Mesjid dengan kubah menyerupai rumah adat Jawa ini terdiri dari tiga tingkat atap.

Baca Juga: Pembangunan Bandara Wisata di Bulukumba, begini janji Sandiaga Uno

Arsitektur dinding jendela diambil dari rumah khas Toraja, Sulawesi Selatan yakni Tongkonan.

Pada bagian luar masjid terdapat dua buah menara setinggi dua puluh meter. Pada bagian dalam masjid terdapat empat buah tiang dan sejumlah tulisan kaligrafi yang berada di sudut dinding masjid.

Hal menarik lainnya yakni sebuah sumur panjang yang mengelilingi masjid dengan panjang sekitar 100 meter.

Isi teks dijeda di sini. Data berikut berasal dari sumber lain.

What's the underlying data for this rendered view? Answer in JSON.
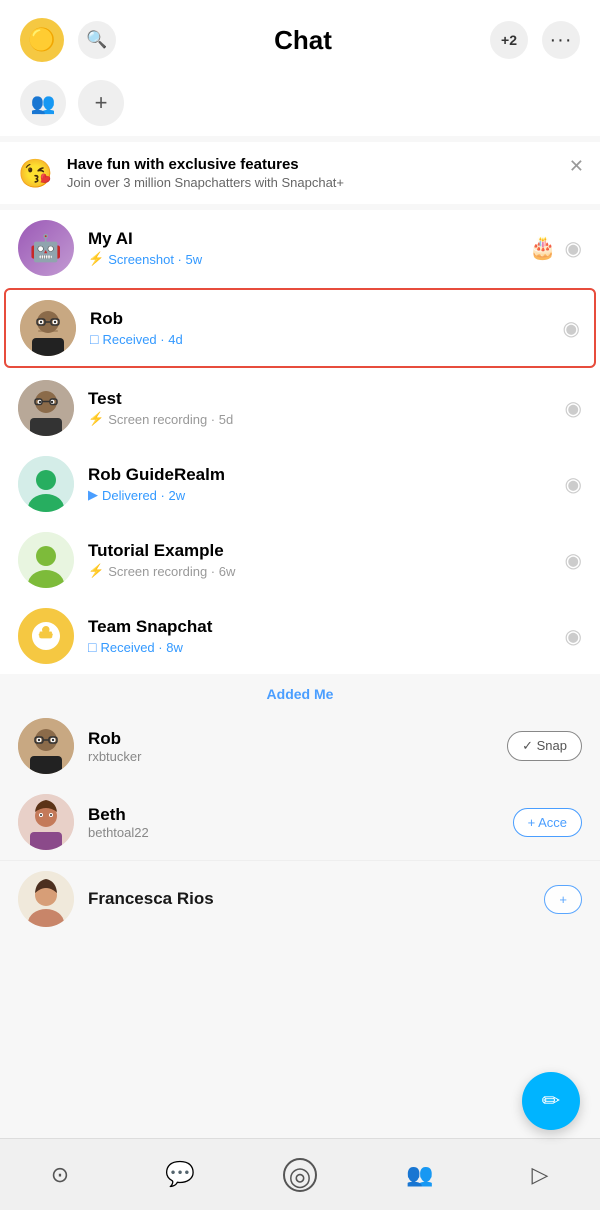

Menurut cerita, sumur itu juga dibuat oleh Dato ri Tiro yang saat itu ingin melakukan shalat namun tidak menemukan air suci untuk berwudhu.

Baca Juga: Sailing Pinisi mengajak keliling ke pantai-pantai indah sambil menikmati kuliner khas Bulukumba

Lantas Dato ri Tiro menancapkan tongkatnya ke tanah yang membuat garis sehingga keluarlah mata air dari dalam tanah. Air menyembur dengan sangatderas hingga membentuk sungai yang kemudian dikenal saat ini dengan Sungai Panjang Hila Hila.

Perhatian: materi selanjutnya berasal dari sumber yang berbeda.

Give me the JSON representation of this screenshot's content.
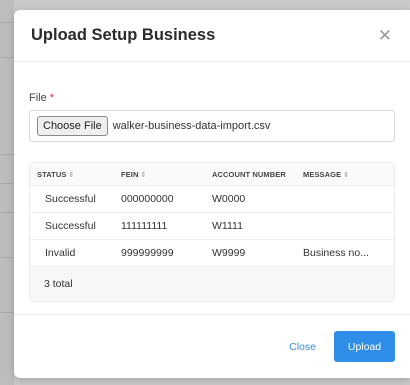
{
  "modal": {
    "title": "Upload Setup Business",
    "close_icon": "close-icon"
  },
  "file_field": {
    "label": "File",
    "required_mark": "*",
    "choose_button": "Choose File",
    "file_name": "walker-business-data-import.csv"
  },
  "table": {
    "columns": [
      "STATUS",
      "FEIN",
      "ACCOUNT NUMBER",
      "MESSAGE"
    ],
    "sortable_icon": "sort-icon",
    "rows": [
      {
        "status": "Successful",
        "fein": "000000000",
        "account_number": "W0000",
        "message": ""
      },
      {
        "status": "Successful",
        "fein": "111111111",
        "account_number": "W1111",
        "message": ""
      },
      {
        "status": "Invalid",
        "fein": "999999999",
        "account_number": "W9999",
        "message": "Business no..."
      }
    ],
    "total": "3 total"
  },
  "footer": {
    "close_label": "Close",
    "upload_label": "Upload"
  }
}
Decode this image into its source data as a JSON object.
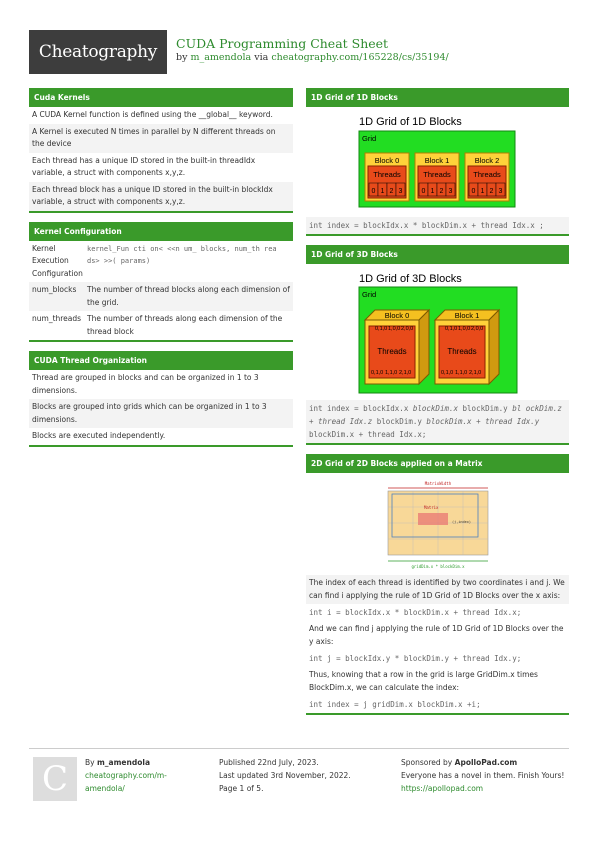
{
  "header": {
    "logo": "Cheatography",
    "title": "CUDA Programming Cheat Sheet",
    "by": "by",
    "author": "m_amendola",
    "via": "via",
    "url": "cheatography.com/165228/cs/35194/"
  },
  "cuda_kernels": {
    "heading": "Cuda Kernels",
    "items": [
      "A CUDA Kernel function is defined using the __global__ keyword.",
      "A Kernel is executed N times in parallel by N different threads on the device",
      "Each thread has a unique ID stored in the built-in threadIdx variable, a struct with components x,y,z.",
      "Each thread block has a unique ID stored in the built-in blockIdx variable, a struct with components x,y,z."
    ]
  },
  "kernel_config": {
    "heading": "Kernel Configuration",
    "rows": [
      {
        "k": "Kernel Execution Configuration",
        "v": "kernel_Fun cti on< <<n um_ blocks, num_th rea ds> >>( params)"
      },
      {
        "k": "num_blocks",
        "v": "The number of thread blocks along each dimension of the grid."
      },
      {
        "k": "num_threads",
        "v": "The number of threads along each dimension of the thread block"
      }
    ]
  },
  "thread_org": {
    "heading": "CUDA Thread Organization",
    "items": [
      "Thread are grouped in blocks and can be organized in 1 to 3 dimensions.",
      "Blocks are grouped into grids which can be organized in 1 to 3 dimensions.",
      "Blocks are executed independently."
    ]
  },
  "grid1d": {
    "heading": "1D Grid of 1D Blocks",
    "diagram_title": "1D Grid of 1D Blocks",
    "grid_label": "Grid",
    "blocks": [
      "Block 0",
      "Block 1",
      "Block 2"
    ],
    "threads_label": "Threads",
    "thread_ids": [
      "0",
      "1",
      "2",
      "3"
    ],
    "code": "int index = blockIdx.x * blockDim.x + thread Idx.x ;"
  },
  "grid3d": {
    "heading": "1D Grid of 3D Blocks",
    "diagram_title": "1D Grid of 3D Blocks",
    "grid_label": "Grid",
    "blocks": [
      "Block 0",
      "Block 1"
    ],
    "threads_label": "Threads",
    "top_ids": [
      "0,1,0",
      "1,0,0",
      "2,0,0"
    ],
    "bottom_ids": [
      "0,1,0",
      "1,1,0",
      "2,1,0"
    ],
    "code_a": "int index = blockIdx.x ",
    "code_b": "blockDim.x ",
    "code_c": "blockDim.y ",
    "code_d": "bl ockDim.z + thread Idx.z ",
    "code_e": "blockDim.y ",
    "code_f": "blockDim.x + thread Idx.y ",
    "code_g": "blockDim.x + thread Idx.x;"
  },
  "matrix": {
    "heading": "2D Grid of 2D Blocks applied on a Matrix",
    "top_label": "MatrixWidth",
    "bottom_label": "gridDim.x * blockDim.x",
    "inner_label": "Matrix",
    "index_label": "(j,index)",
    "lines": [
      {
        "t": "text",
        "v": "The index of each thread is identified by two coordinates i and j. We can find i applying the rule of 1D Grid of 1D Blocks over the x axis:"
      },
      {
        "t": "code",
        "v": "int i = blockIdx.x * blockDim.x + thread Idx.x;"
      },
      {
        "t": "text",
        "v": "And we can find j applying the rule of 1D Grid of 1D Blocks over the y axis:"
      },
      {
        "t": "code",
        "v": "int j = blockIdx.y * blockDim.y + thread Idx.y;"
      },
      {
        "t": "text",
        "v": "Thus, knowing that a row in the grid is large GridDim.x times BlockDim.x, we can calculate the index:"
      },
      {
        "t": "code",
        "v": "int index = j gridDim.x  blockDim.x +i;"
      }
    ]
  },
  "footer": {
    "badge": "C",
    "by": "By",
    "author": "m_amendola",
    "author_url": "cheatography.com/m-amendola/",
    "published": "Published 22nd July, 2023.",
    "updated": "Last updated 3rd November, 2022.",
    "page": "Page 1 of 5.",
    "sponsored": "Sponsored by",
    "sponsor": "ApolloPad.com",
    "tagline": "Everyone has a novel in them. Finish Yours!",
    "sponsor_url": "https://apollopad.com"
  }
}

Masjid ini telah mengalami lima kali renovasi yakni renovasi pertama kali dilakukan pada tahun 1625, sedangkan renovasi terakhir kali dilakukan pada tahun 1998.

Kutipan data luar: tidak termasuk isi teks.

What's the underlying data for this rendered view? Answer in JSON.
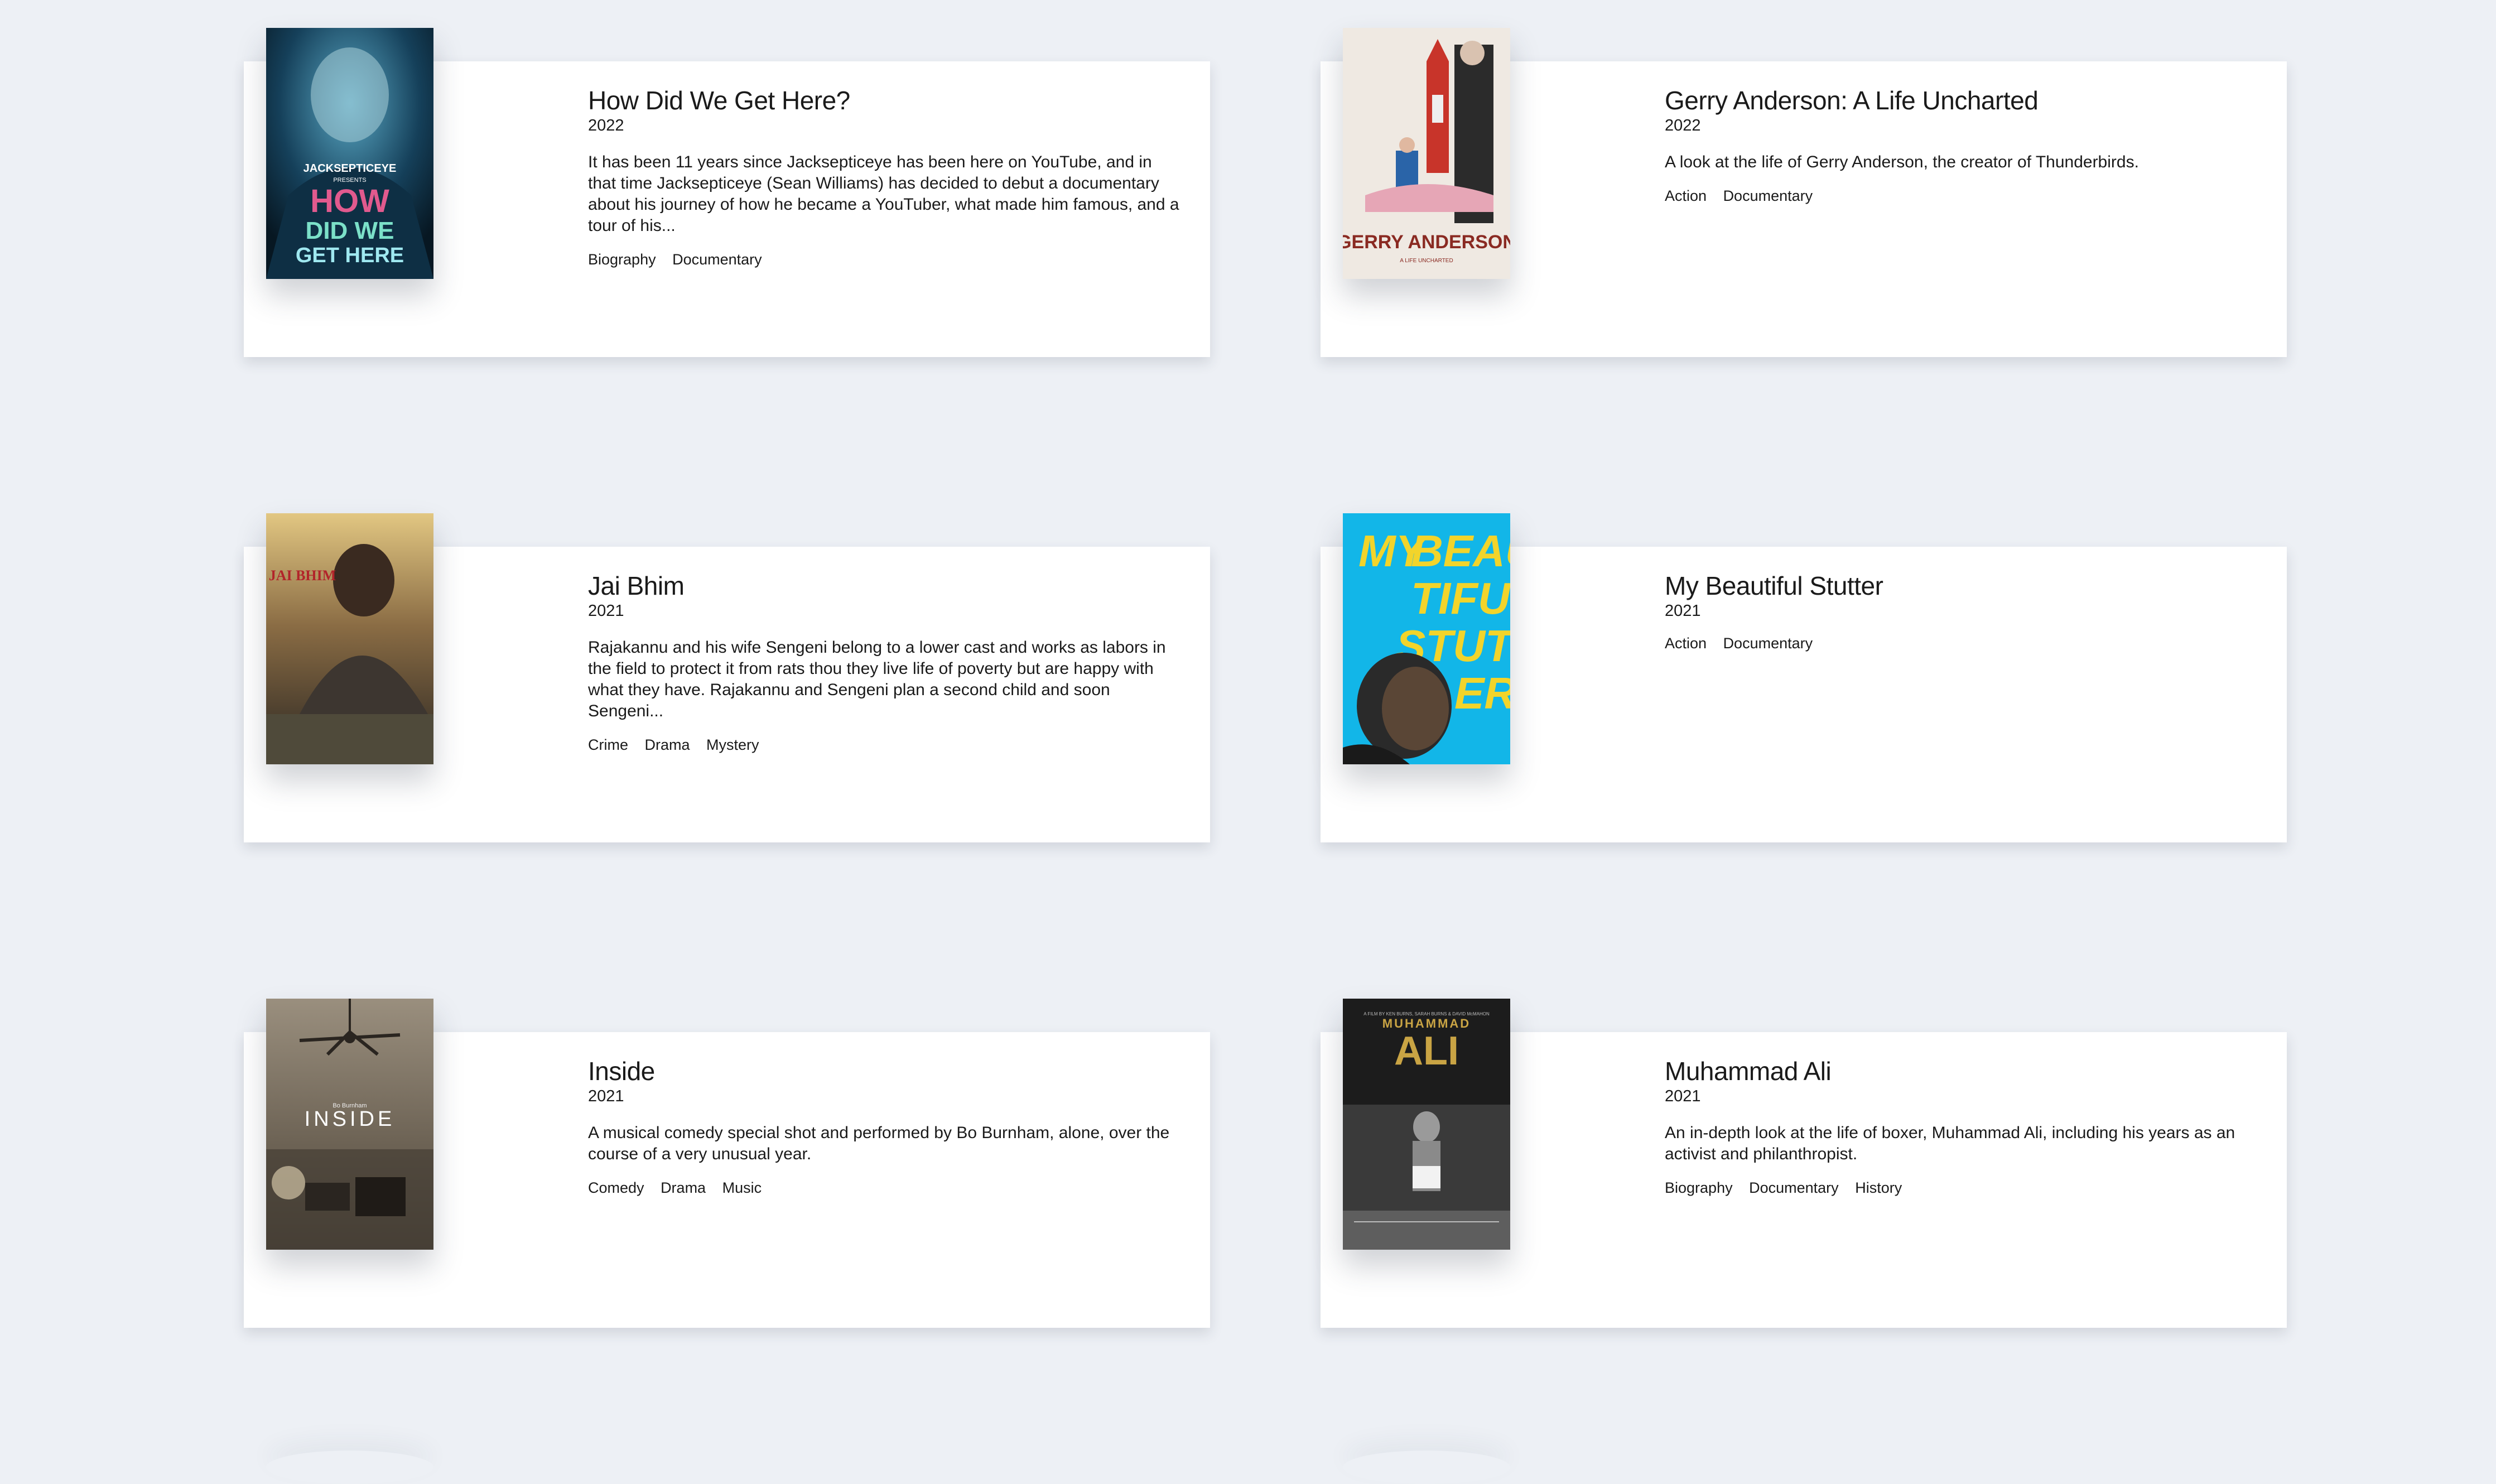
{
  "movies": [
    {
      "title": "How Did We Get Here?",
      "year": "2022",
      "description": "It has been 11 years since Jacksepticeye has been here on YouTube, and in that time Jacksepticeye (Sean Williams) has decided to debut a documentary about his journey of how he became a YouTuber, what made him famous, and a tour of his...",
      "genres": [
        "Biography",
        "Documentary"
      ],
      "poster_text": [
        "JACKSEPTICEYE",
        "PRESENTS",
        "HOW",
        "DID WE",
        "GET HERE"
      ],
      "poster_colors": [
        "#0b2233",
        "#1f6b86",
        "#7fd3e6"
      ]
    },
    {
      "title": "Gerry Anderson: A Life Uncharted",
      "year": "2022",
      "description": "A look at the life of Gerry Anderson, the creator of Thunderbirds.",
      "genres": [
        "Action",
        "Documentary"
      ],
      "poster_text": [
        "GERRY ANDERSON",
        "A LIFE UNCHARTED"
      ],
      "poster_colors": [
        "#efe9e2",
        "#c8342a",
        "#8a2a22"
      ]
    },
    {
      "title": "Jai Bhim",
      "year": "2021",
      "description": "Rajakannu and his wife Sengeni belong to a lower cast and works as labors in the field to protect it from rats thou they live life of poverty but are happy with what they have. Rajakannu and Sengeni plan a second child and soon Sengeni...",
      "genres": [
        "Crime",
        "Drama",
        "Mystery"
      ],
      "poster_text": [
        "JAI BHIM"
      ],
      "poster_colors": [
        "#c9a35a",
        "#4b3a2a",
        "#2a2622"
      ]
    },
    {
      "title": "My Beautiful Stutter",
      "year": "2021",
      "description": "",
      "genres": [
        "Action",
        "Documentary"
      ],
      "poster_text": [
        "MY",
        "BEAU",
        "TIFUL",
        "STUTT",
        "ER"
      ],
      "poster_colors": [
        "#12b6e8",
        "#f2d42b",
        "#1a1a1a"
      ]
    },
    {
      "title": "Inside",
      "year": "2021",
      "description": "A musical comedy special shot and performed by Bo Burnham, alone, over the course of a very unusual year.",
      "genres": [
        "Comedy",
        "Drama",
        "Music"
      ],
      "poster_text": [
        "Bo Burnham",
        "INSIDE"
      ],
      "poster_colors": [
        "#8a7e6e",
        "#5b5246",
        "#3a342d"
      ]
    },
    {
      "title": "Muhammad Ali",
      "year": "2021",
      "description": "An in-depth look at the life of boxer, Muhammad Ali, including his years as an activist and philanthropist.",
      "genres": [
        "Biography",
        "Documentary",
        "History"
      ],
      "poster_text": [
        "A FILM BY KEN BURNS, SARAH BURNS & DAVID McMAHON",
        "MUHAMMAD",
        "ALI"
      ],
      "poster_colors": [
        "#1c1c1c",
        "#c9a444",
        "#9a9a9a"
      ]
    }
  ]
}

Sejak berdirinya mesjid ini bernama Mesjid Hila-Hila hingga pada tahun 1997 namanya diganti menjadi Masjid Nurul Hilal Dato Tiro.

Makam Dato ri Tiro menempati lahan seluas 695 m2, berorientasi utara-selatan, berukuran panjang 2,90 m dan lebar 2 m.

Baca Juga: 10 destinasi wisata di Bulukumba terpopuler 2021

Nisannya terbuat dari kayu raja dengan ornamen hias tumpal. Bentuk asli makam ini berupa batu kali yang belum dipahat, disusun membentuk segi empat panjang, memiliki cungkup dan dipagar menggunakan bambu yang telah dianyam. Makam ini telah dipugar sehingga mengalami perubahan.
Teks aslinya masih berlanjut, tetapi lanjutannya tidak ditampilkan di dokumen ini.